Challenges in Long-Context Attribution
As LLMs handle increasingly longer contexts (100K+ tokens), citation becomes more challenging. Recent work on long-context citation focuses on:
- Generating fine-grained citations to specific snippets rather than entire documents
- Evaluating both citation quality (precision and recall) and answer correctness
- Developing benchmarks that test attribution across various long-context tasks
Detecting Hallucinations in RAG Systems
Even with RAG, detecting when models hallucinate remains crucial.
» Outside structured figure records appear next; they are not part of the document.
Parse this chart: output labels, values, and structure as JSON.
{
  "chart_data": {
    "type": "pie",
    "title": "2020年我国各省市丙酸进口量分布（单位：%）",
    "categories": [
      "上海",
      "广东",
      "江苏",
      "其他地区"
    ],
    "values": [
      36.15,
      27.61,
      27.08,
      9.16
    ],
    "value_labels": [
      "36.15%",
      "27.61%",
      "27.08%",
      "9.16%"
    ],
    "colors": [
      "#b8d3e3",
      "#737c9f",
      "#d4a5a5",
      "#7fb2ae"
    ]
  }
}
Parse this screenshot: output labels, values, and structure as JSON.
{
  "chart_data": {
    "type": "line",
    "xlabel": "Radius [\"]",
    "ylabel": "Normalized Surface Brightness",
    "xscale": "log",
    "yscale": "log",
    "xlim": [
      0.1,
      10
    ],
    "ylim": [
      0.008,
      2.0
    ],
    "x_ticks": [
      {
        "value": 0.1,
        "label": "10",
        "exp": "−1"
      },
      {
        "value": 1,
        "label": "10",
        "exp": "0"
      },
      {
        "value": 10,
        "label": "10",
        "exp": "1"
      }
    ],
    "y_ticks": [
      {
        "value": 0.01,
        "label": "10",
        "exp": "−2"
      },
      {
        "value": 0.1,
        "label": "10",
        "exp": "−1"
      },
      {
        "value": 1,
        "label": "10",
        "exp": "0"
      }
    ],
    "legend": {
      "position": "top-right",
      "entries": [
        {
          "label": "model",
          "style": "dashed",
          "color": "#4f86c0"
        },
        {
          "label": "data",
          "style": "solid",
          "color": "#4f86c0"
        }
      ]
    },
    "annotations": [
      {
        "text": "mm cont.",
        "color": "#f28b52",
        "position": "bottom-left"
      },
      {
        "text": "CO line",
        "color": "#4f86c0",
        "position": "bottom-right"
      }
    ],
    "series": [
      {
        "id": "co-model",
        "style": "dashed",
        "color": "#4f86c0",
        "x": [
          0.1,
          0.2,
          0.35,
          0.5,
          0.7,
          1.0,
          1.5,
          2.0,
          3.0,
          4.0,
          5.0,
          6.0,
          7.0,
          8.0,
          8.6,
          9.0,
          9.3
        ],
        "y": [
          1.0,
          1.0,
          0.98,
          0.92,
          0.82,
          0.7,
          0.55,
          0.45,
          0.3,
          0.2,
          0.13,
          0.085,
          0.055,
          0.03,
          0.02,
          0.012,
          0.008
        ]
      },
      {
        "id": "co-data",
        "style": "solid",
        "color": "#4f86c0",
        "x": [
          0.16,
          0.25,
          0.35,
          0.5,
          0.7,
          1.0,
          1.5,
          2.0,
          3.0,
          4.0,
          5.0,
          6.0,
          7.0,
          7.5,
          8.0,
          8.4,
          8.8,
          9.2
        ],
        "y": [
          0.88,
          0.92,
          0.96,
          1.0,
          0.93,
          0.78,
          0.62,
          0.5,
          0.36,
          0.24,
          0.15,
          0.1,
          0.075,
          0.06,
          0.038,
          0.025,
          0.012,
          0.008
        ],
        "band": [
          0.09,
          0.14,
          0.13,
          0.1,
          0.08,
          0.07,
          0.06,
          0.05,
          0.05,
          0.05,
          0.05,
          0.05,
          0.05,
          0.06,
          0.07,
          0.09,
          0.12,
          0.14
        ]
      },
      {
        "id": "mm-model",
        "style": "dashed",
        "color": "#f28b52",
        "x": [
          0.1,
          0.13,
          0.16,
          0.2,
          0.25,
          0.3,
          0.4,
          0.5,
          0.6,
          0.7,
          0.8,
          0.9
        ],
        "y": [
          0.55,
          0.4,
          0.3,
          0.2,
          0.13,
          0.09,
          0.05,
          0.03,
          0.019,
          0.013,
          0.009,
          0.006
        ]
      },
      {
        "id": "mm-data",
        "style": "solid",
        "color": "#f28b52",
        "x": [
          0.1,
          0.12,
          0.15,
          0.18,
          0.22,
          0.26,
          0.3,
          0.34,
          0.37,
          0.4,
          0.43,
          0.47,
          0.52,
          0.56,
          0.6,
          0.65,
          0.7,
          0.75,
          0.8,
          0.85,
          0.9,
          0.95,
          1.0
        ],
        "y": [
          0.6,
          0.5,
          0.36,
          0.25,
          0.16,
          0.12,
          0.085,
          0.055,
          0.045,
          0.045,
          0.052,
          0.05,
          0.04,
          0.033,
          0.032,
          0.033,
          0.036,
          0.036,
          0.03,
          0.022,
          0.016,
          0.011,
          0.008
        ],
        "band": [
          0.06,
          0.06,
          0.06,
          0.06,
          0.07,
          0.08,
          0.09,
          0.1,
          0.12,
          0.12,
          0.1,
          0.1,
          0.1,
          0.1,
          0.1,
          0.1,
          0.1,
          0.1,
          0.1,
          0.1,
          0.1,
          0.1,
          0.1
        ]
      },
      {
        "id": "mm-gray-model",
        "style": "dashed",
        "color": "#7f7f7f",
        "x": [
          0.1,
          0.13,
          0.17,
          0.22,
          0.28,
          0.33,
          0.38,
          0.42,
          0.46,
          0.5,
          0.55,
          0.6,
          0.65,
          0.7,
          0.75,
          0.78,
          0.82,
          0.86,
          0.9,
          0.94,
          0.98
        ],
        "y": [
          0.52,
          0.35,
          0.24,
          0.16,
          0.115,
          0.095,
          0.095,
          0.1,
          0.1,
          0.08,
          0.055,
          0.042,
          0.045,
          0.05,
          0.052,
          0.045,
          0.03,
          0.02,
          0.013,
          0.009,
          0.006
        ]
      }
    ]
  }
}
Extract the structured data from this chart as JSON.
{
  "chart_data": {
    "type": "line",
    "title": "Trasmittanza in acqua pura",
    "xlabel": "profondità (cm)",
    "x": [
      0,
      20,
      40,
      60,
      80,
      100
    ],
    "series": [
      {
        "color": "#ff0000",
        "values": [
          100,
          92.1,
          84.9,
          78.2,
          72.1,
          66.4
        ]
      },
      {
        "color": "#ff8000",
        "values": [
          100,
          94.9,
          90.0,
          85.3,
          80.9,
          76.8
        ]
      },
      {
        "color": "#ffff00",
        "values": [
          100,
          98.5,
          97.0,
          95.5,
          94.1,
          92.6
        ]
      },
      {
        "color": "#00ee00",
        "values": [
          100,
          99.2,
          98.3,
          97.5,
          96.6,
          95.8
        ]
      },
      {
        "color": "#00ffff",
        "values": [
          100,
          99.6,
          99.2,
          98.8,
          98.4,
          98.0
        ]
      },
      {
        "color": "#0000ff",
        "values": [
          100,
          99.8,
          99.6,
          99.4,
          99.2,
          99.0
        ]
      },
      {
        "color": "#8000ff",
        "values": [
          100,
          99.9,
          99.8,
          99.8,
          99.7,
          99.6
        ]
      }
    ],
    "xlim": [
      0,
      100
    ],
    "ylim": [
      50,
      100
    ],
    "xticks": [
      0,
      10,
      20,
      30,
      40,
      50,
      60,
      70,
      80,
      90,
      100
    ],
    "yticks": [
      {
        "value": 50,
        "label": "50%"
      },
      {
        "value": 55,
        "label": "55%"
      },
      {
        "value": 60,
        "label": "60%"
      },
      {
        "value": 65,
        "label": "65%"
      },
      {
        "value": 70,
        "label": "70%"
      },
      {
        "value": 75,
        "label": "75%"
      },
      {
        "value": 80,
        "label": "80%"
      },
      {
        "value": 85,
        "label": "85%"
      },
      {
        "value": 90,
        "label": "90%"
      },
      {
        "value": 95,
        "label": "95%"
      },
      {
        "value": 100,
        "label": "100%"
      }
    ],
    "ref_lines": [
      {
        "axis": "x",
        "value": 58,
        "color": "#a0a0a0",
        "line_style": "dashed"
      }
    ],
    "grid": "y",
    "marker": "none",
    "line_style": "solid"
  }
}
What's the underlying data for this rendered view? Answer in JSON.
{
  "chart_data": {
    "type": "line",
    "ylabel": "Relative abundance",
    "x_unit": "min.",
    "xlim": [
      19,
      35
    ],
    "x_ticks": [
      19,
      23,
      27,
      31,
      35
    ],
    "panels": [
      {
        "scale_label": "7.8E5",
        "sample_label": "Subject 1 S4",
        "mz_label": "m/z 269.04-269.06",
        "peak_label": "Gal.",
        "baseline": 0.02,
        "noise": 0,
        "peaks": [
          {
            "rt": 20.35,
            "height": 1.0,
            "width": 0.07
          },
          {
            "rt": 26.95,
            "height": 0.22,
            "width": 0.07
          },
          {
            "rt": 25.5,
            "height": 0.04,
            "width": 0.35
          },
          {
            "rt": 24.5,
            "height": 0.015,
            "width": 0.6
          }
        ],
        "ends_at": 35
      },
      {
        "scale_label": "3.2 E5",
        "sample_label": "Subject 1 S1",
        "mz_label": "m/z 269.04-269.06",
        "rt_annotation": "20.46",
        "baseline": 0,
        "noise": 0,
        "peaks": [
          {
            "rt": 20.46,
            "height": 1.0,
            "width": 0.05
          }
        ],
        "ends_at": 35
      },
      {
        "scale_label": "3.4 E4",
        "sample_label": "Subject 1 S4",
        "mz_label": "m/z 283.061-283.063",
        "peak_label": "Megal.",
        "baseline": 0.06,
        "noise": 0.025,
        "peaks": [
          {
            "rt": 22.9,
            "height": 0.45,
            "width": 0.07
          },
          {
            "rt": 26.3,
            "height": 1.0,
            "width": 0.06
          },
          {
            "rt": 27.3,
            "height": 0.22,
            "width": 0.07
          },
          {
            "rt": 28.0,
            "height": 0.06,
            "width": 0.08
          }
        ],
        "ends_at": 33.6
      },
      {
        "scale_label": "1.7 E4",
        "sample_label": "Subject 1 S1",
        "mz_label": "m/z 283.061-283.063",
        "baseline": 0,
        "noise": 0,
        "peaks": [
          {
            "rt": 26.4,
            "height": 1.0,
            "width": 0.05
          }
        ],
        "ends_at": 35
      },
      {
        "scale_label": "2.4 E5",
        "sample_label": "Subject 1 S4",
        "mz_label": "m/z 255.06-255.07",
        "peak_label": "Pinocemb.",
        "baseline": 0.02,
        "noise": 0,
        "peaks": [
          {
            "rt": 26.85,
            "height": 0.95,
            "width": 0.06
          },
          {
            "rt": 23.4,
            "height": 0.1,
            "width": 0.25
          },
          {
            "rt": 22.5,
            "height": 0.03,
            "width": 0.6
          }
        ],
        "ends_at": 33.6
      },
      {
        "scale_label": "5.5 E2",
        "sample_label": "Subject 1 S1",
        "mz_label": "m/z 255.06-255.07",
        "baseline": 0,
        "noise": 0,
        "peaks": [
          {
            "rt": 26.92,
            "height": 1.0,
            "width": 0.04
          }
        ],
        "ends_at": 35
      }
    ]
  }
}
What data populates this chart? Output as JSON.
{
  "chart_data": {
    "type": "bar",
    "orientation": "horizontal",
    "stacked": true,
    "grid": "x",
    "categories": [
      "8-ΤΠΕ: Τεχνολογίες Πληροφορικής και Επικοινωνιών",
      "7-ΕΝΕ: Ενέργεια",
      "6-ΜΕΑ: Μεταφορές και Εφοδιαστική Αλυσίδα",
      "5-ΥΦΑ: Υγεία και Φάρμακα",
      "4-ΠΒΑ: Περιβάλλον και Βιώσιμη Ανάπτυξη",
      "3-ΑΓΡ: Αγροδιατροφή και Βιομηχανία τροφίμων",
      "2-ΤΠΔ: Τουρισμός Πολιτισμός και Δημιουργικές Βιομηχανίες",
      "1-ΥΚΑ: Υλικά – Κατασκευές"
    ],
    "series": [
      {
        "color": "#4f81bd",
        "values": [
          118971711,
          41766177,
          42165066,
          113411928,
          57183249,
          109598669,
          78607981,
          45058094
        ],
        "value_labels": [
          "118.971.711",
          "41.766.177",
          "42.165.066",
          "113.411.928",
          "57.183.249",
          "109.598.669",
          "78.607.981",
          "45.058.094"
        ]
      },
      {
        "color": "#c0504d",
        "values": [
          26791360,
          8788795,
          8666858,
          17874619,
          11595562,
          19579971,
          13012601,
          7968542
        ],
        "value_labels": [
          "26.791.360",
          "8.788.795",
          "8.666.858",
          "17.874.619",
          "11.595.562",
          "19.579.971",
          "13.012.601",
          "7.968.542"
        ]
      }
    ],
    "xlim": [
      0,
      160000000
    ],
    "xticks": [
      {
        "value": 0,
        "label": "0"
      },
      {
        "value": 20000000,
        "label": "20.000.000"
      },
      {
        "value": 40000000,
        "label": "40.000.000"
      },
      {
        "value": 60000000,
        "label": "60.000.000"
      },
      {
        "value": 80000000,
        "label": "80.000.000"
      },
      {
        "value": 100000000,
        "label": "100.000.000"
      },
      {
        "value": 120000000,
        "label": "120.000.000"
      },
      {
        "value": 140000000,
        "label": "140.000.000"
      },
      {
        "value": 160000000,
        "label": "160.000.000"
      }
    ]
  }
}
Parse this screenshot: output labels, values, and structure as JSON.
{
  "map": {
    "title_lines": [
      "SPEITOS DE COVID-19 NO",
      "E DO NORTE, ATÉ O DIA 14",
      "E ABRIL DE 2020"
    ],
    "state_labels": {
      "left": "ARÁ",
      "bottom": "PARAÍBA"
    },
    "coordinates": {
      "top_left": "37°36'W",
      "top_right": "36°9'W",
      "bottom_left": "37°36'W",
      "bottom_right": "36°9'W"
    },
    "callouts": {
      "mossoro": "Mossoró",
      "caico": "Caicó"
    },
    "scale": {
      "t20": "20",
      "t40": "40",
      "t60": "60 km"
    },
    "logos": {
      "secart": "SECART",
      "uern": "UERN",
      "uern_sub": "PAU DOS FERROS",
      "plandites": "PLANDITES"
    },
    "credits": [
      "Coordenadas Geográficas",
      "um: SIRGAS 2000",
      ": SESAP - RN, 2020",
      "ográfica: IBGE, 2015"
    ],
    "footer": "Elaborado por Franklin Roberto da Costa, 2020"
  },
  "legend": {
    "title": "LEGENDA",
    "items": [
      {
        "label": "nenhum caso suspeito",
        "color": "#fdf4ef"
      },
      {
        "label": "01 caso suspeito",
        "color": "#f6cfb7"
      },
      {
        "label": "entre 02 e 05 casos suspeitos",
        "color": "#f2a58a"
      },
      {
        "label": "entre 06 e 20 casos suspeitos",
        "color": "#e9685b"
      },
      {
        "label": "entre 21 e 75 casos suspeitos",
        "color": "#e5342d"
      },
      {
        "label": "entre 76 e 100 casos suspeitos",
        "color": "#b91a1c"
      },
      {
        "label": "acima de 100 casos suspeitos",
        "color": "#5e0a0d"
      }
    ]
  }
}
Recent approaches include:
Mechanistic Interpretability: Research has discovered that hallucinations in RAG occur when Knowledge FFNs in LLMs overemphasize parametric knowledge while Copying Heads fail to effectively integrate external knowledge from retrieved content.
Layer-wise Relevance Propagation: Computing relevance between inputs and outputs to identify when generated content lacks proper grounding in retrieved documents.
Verification Guardrails: Using NLI models at inference time to verify that each claim in the response is supported by retrieved context, catching hallucinations before they reach users.
Best Practices for Production Systems
When deploying LLMs in production environments:
Choose the Right Approach: Use prompting for general tasks, training for domain-specific applications with available data 1.
Implement RAG Thoughtfully: Don’t treat RAG as a silver bullet—combine it with proper evaluation, guardrails, and monitoring 1.
Control Decoding Parameters: Set temperature based on your use case (low for factual tasks, higher for creative applications), but test empirically 1.
Add Citation Support: Train or prompt models to provide citations, making it easier to verify and trust outputs 1.
Implement Verification: Use NLI models or other verification mechanisms to catch hallucinations before they reach users 1.
Monitor Groundedness: Continuously evaluate whether model outputs remain grounded in your knowledge base 1.
Plan for Adaptation: Budget for continued training or fine-tuning as your domain evolves and new data becomes available
The Future of Training, Decoding, and Grounding
The field continues to evolve rapidly:
- Efficient Training: Techniques like LoRA and adapter methods make domain adaptation increasingly accessible
- Dynamic Decoding: Selective sampling and context-aware decoding promise better quality-diversity trade-offs
- Integrated Verification: Models are increasingly being trained with built-in verification and attribution capabilities
- Reasoning Models: Systems like OpenAI’s o1 and DeepSeek-R1 incorporate explicit reasoning steps, potentially reducing hallucinations
- Multi-Step RAG: Advanced systems integrate retrieval into reasoning chains, dynamically acquiring evidence as needed
Understanding the interplay between training, decoding, and hallucination is essential for building reliable LLM applications:
- Training provides the foundation, but requires careful consideration of catastrophic forgetting and computational costs
- Decoding strategies affect the creativity-accuracy trade-off, with temperature being less impactful than commonly believed for problem-solving tasks
- Hallucinations remain a fundamental challenge that RAG helps but doesn’t eliminate
- Groundedness and attribution are critical for building trust, requiring intentional design through training, prompting, or post-hoc methods
As LLMs become more integrated into critical applications, addressing these challenges through robust training, careful decoding choices, effective RAG implementation, and strong verification mechanisms will be essential for success.